そのため、インバウンド顧客を惹きつける都市のブランドイメージづくりは、福岡市も札幌市もともに準備を進めていきたいところです。

福岡市と札幌市のベンチマーク先は「ポートランド」

福岡市、札幌市ともに、ベンチマークは「ポートランド」ではないかと考えています。

ポートランドはアメリカ人が選ぶ住みたい米国都市第一位に選ばれるような都市です。

こんな特徴がある都市です。

・ローカルフードを中心にローカル固有の価値を大切にする
・クリエイティブな人が育つ土壌がある
・自転車都市として、環境に配慮した交通システムが設計されている

人口60万人規模ですが、その国の人、海外観光客ともに愛されている都市です。

ポートランドのように、地域固有の価値を打ち出しながら、大都市から人が流入する構造をつくっていきたいところです。

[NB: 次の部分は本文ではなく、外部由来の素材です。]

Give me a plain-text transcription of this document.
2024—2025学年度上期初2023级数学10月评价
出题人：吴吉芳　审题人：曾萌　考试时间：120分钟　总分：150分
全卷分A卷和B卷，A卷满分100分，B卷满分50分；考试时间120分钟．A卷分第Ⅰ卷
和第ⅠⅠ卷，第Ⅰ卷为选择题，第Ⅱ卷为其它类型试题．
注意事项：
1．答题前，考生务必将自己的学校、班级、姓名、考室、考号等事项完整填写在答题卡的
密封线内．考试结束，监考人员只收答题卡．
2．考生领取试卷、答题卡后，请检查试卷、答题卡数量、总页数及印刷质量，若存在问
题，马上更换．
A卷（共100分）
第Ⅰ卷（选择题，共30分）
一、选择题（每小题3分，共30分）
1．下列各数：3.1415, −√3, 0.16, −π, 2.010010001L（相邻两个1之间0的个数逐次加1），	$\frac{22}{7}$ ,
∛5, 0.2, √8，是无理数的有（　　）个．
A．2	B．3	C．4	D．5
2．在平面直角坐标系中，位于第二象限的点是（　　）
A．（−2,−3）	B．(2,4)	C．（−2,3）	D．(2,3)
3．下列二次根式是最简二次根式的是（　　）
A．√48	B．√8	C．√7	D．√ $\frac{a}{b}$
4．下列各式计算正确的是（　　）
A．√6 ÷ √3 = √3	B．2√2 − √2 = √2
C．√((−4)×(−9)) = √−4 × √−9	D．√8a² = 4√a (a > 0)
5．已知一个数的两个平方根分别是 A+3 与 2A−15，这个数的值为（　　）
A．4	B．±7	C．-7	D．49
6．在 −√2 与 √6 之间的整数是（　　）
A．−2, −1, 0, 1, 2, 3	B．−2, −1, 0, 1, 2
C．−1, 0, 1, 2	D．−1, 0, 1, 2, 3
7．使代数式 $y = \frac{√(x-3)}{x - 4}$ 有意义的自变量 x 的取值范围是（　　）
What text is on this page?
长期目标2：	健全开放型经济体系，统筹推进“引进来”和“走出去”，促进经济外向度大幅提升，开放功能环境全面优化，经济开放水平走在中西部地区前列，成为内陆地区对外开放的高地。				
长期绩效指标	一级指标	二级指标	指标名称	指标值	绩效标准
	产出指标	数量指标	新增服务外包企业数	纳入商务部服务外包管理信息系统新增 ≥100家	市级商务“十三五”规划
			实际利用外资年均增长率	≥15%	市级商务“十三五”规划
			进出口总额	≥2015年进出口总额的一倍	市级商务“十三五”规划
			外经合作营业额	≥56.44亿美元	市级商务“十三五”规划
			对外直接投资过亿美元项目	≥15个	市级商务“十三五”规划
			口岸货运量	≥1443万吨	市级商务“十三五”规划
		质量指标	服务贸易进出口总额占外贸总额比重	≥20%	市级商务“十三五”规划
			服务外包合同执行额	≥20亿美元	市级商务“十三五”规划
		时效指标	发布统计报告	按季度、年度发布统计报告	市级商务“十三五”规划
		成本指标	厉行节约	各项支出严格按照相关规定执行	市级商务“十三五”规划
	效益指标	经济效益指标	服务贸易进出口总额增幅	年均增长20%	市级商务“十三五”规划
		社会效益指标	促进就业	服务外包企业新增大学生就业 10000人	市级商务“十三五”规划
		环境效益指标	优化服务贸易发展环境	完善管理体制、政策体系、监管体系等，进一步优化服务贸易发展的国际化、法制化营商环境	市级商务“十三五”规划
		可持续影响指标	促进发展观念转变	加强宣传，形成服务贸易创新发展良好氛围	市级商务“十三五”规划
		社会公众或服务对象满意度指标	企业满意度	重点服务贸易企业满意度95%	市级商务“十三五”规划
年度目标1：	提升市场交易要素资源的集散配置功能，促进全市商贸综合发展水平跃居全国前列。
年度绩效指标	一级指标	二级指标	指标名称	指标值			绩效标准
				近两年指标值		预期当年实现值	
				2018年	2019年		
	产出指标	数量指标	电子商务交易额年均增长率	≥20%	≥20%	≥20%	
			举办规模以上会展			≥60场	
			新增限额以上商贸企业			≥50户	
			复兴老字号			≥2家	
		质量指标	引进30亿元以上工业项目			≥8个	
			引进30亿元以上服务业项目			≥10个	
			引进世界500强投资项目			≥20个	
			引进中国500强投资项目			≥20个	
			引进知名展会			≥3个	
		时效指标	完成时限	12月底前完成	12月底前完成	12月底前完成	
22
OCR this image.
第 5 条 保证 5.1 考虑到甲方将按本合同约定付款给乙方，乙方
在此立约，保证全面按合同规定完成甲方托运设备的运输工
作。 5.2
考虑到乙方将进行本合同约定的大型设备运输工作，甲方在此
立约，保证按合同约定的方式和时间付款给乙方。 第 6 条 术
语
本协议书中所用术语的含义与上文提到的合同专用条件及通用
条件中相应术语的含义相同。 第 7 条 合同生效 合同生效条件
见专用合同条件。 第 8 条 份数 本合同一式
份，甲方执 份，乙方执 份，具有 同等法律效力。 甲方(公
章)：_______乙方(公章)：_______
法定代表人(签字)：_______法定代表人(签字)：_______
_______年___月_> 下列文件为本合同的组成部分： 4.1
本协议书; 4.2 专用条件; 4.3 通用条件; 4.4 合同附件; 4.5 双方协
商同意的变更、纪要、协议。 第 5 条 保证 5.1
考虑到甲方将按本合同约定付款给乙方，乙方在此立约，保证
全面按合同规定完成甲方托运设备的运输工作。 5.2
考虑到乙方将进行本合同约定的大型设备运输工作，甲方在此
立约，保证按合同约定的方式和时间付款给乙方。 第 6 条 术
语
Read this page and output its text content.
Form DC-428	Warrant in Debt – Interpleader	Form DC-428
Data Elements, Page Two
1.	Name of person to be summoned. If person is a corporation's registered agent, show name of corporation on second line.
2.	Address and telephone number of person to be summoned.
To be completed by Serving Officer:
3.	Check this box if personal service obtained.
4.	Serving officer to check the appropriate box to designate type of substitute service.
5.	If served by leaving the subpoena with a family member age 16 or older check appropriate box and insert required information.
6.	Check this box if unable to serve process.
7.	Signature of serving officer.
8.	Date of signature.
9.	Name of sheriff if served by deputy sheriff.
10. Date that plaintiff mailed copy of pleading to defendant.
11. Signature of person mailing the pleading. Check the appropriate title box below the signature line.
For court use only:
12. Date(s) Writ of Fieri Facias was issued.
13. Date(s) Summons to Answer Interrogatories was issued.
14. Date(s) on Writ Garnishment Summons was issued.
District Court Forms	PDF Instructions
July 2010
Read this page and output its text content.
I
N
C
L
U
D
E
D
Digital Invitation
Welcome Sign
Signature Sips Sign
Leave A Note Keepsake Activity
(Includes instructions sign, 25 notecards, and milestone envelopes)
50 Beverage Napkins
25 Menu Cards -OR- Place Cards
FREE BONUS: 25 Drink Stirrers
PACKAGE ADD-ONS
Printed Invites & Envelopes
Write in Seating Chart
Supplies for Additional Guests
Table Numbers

ポートランドについては下記の記事に詳しくまとまっています。

今後の都市の価値は、ローカル固有価値に寄ってくる可能性が高いと考えています。

その理由は大きく2つです。

①グローバル経済の不安定さは増すためローカル回帰がおこる可能性が高いこと
②地域に蓄積されている文化は最大の差別化要素になるため

福岡市と札幌市は、東京と近づきすぎず、ローカル固有価値を追求することが、世界でも注目を集める都市になるためには重要だと考えています。

最後に:都市のマーケティング戦略を考えるポイント

最後に、都市の成長戦略のフレームワークを勝手に考えてみました。

縦軸=力の軸
外の力
内の力

横軸=顧客の軸
外の顧客=観光客(外国人・日本人)
内の顧客=北海道民

福岡市と札幌市は、頼る、引っ張る、根付かせる、利用する、この4つそれぞれの戦略がしっかりしていると考えています。

これから都市に求められる外の人を引っ張り根付かせる力

池松さんの記事に下記の記載があります。

◎本社があると「マーケ」「宣伝」「経営企画」の仕事が生まれる。

福岡市も札幌市も、大手企業やスタートアップの本社誘致→マーケターを中心とした、新たな産業を生み出せる人を増やす視点が重要になってくるのではないかと考えています。


そして、誰を引っ張るのか?と考えた時に、クリエイティブクラスと言われる、新たな産業や文化を創り出せる人。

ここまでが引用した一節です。